Pérou 1939 : Teodoro Fernández, le sacre d’ « Inti Lolo »

C’est parti pour la Copa América 2024. Tout du long, P2F vous offre une série d’articles sur l’histoire de la compétition et le football d’Abya Yala. 8 épisodes pour les 8 pays vainqueurs sur 8 décennies différentes. Ce soir, le Pérou débute son tournoi en affrontant le Chili dans le Clásico del Pacífico. Dans ce premier épisode, on revient sur le premier sacre de la Blanquirroja et du légendaire Teodoro Fernández.


En 1939 le Pérou remporte son premier Campeonato Sudamericano, et conclu d’une belle manière une riche décennie pour son football. Celui-ci s’est développé et s’est popularisé à grande vitesse au pays des Incas dans les années 1920 et 1930. Dans son sillage, l’avènement et la consécration de son nouvel empereur : Teodoro Fernández, dit « Lolo ».

Les années 1920 sont des années de bouillonnements politique et culturel dans toute l’Amérique du Sud. Un certain tournant s’opère, dans une sorte d’éloignement au « Vieux Continent » qui voit la transformation des sociétés latino-américaines. Le Pérou n’y échappe pas… et le football accompagne ce changement d’époque. Lima, métropole en route sur le chemin de la « modernité », d’où on y vient de tous le pays désormais, devient le creuset de rencontres, d’espoirs, de révoltes. Quelques années avant, le football est arrivé du port de Callao, adossé à la cité limeña, et comme partout, d’abord d’inspiration britannique. Néanmoins, une évidence apparaît : le football doit se créoliser, être à l’image des métissages culturels du pays: le lieu de rencontre de la costa, de la sierra et de la selva1. A cette heure, sur le continent, la domination est celle du Río de la Plata. L’espace ando-amazonien est en retrait, tout comme la côte Pacifique. Fini le style britannique, fait de jeu direct et de combativité et d’honneur, il faut regarder du côté des frères rioplatenses, la technique, l’inspiration et la créativité, non sans un brin de malice à ajouter.

Teodoro Fernández naît dans la province de Cañete à une bonne centaine de kilomètres de la capitale, une terre d’haciendas et de plantations de canne à sucre, là où les esclaves africains sont jadis arrivés en nombre conséquent. Il commence à jouer au football avec ses frères et se prend de passion pour le ballon. Mais le football n’est pas encore une option de carrière et de respectabilité sociale. Lorsqu’il est adolescent, le Pérou accueille pour la première fois l’organisation du Sudamericano en 1927. Un évènement sportif de cette ampleur n’avait jamais eu lieu au pays. Pour cette occasion, le Pérou construit un grand stade de vingt mille places, qui deviendra l’actuel Estadio Nacional. La blanquirroja est impuissante face aux deux géants, Argentine et Uruguay, venus réciter leur maestria. Mais elle arrache une victoire contre son voisin andin, la Bolivie, pour sauver l’honneur.

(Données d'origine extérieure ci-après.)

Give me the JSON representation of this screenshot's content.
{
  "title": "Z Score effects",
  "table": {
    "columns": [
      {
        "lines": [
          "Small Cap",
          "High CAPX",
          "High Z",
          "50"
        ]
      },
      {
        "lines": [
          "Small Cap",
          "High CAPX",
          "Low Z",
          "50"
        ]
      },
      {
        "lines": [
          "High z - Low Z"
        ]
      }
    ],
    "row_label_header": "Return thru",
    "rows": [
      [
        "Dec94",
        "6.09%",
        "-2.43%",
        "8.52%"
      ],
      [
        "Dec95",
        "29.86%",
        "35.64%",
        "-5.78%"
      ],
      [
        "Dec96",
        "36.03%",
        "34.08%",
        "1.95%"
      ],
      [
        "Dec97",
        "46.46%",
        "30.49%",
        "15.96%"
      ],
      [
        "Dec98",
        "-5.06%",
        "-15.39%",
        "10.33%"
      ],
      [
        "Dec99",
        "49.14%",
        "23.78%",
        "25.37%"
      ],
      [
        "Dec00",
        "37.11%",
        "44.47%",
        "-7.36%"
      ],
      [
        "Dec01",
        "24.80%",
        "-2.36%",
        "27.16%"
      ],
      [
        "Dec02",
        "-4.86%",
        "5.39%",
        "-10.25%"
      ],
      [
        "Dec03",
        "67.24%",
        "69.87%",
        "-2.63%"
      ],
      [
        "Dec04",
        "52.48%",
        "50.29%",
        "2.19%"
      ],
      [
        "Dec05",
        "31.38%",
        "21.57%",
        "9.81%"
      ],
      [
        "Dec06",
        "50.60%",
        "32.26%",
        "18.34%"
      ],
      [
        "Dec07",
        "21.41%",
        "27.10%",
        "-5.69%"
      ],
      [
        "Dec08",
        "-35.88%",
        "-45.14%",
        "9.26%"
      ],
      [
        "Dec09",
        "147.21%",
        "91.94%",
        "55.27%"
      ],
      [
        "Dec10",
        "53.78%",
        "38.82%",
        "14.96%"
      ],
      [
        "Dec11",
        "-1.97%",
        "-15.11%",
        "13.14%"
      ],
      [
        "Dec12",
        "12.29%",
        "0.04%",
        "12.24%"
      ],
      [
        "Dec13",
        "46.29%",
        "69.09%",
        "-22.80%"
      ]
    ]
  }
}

Pour « Teo », c’est en partant étudier à Lima qu’il peut continuer à jouer au football. La métropole est alors en pleine expansion et effervescence. Il peut compter sur son frère aîné Arturo qui est un défenseur central réputé parmi les clubs de Lima. Teodoro rejoint le Club Universitario de Deportes, futur grand club du pays, mais qui pour l’instant, ne se dénomme pas encore comme ça. C’est grâce à l’entremise de son frère aîné qui y est transféré et qui obtient que ces deux autres frères footballeurs le rejoigne, dont Teodoro. On est en 1930. Le Pérou est sur le point de surgir pour de bon sur la scène internationale dans la décennie qui débute. D’abord, le pays participe à la première Coupe du monde sur le sol uruguayen qui se solde par deux défaites: 3-1 face à la Roumanie et un 1-0 contre le pays hôte. Mais la sélection péruvienne, bien qu’inexpérimentée, séduit les observateurs par son niveau technique. Le Pérou possède des qualités intrinsèques qu’on remarque et le pays andin s’érige comme un nouveau concurrent sérieux pour les nations du cône Sud qui faisait main basse sur le football sudaca. Et c’est en Teodoro Fernández que va s’exprimer cette ascension.

Après une saison en équipe réserve, il débute avec son club. Très vite, il se met en évidence : ses buts et ses frappes puissantes attirent l’attention, ses faits sont discutés dans les cafés et les journaux. On se presse au stade pour voir ça. Fernández acquiert son surnom mérité : el Cañonero, le canonnier. Tout naturellement, il est très vite en haut du classement des buteurs et sera sacré sept fois meilleur buteur du championnat péruvien2. Au total, il deviendra le meilleur buteur de l’histoire des Merengues, avec 345 buts en 397 matchs (161 en parties officielles, 184 en amicaux). Son ascension fulgurante se poursuit. En 1933, Lolo Fernández prend part à une aventure pour le moins étonnante. En effet, une équipe composée de Chiliens et de Péruviens, frères ennemis depuis la guerre du Pacifique (1879-1884), qui prend le nom de « Combinado del Pacífico », est montée pour aller faire une tournée en Europe. L’équipe est composée majoritairement de péruviens d’Universitario (avec des renforts de l’Alianza Lima et de l’Atlético Chalaco) et de chiliens tous issus de Colo-Colo. De septembre 1933 à janvier 1934, ce onze binational dispute 39 matchs pour 13 victoires, 13 nuls et 13 défaites3. Durant cinq mois, l’équipe du Pacifique sillonne l’Europe: Irlande, Ecosse, Angleterre, Espagne, Allemagne, France, Tchécoslovaquie.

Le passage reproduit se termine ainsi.